金刻羽教授は1982年、北京で生まれた。中国人民大学の付属高校を卒業後、米ハーバード大学経済学院に留学。そこで学士、修士、博士を取得後、ロンドン経済学院の経済学教授に就いた。1911年創刊の世界で最も権威ある経済学術月刊誌『アメリカン・エコノミック・レビュー』に、若手では珍しく、これまで2度も論文が掲載されている。

 世界の経済・金融界のリーダーたちが彼女の発言に注目するのは、必ずしも彼女一人の実力のためではない。彼女の父親は、金立群(ジン・リーチュン)AIIB(アジアインフラ投資銀行)総裁なのである。いわゆる「親の七光り」だ。

ひた迫る大恐慌の影

 金立群総裁は1949年、江蘇省常熟に生まれた。

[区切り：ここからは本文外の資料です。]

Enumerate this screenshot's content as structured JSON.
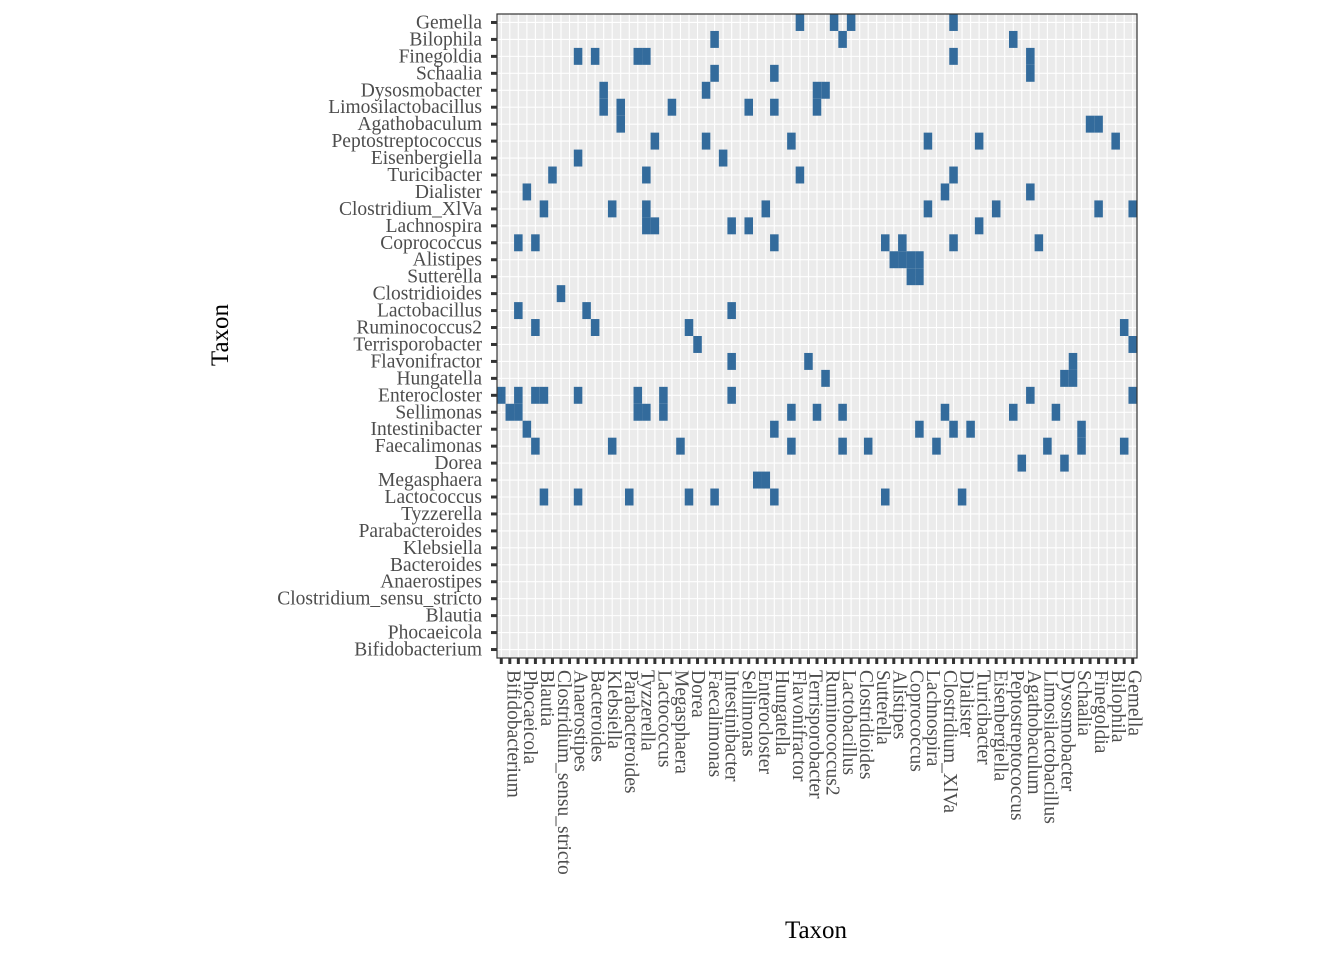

北京外国語学院英文科で学士、修士取得後、財政部に入省。主に国際金融畑を歩き、1998年から2003年まで財政部副部長(副大臣)を務めた。その後、マニラに本部を置くADB(アジア開発銀行)に副総裁として出向。ADBの総裁は代々、日本人が務めている。

 2014年10月、金立群氏は、習近平政権がADBに対抗するため新たに設立するAIIBの設立準備事務局長に就任。57カ国の代表をまとめ上げ、2016年1月に、北京に本部を置くAIIBが設立された。そして金氏は、初代AIIB総裁に就任したのである。

アジアインフラ投資銀行(AIIB)総裁で、気鋭の経済学者・金刻羽氏の父でもある金立群氏(写真:アフロ)

 ちなみに日本とアメリカは、「公正なガバナンスと透明性が確保されていない」として、AIIBへの不参加を決め込んでいる。だが、昨年7月のAIIB総会で、ついに参加国は100カ国の大台に乗った。AIIBの影響力は絶大であり、すでにADBの68カ国を凌駕している。

 そのトップに君臨しているのが、金立群総裁というわけだ。そして金総裁の娘が、金刻羽教授なのである。彼女の論文や発言には、常に父親の「影」がチラつく。

 そうしたことを鑑みれば、うがった見方をすれば、金刻羽教授の見解はバックに控える父親の見解、そしてAIIBのバックに控える中国政府の見解ではないかとも思えてしまうのだ。

 G20の電話会議に参加した20人の世界の首脳が、まだ誰も言い出せない、もしくは言い出したくない「世界恐慌」。だがそのリスクは、ひたひたと迫っている――。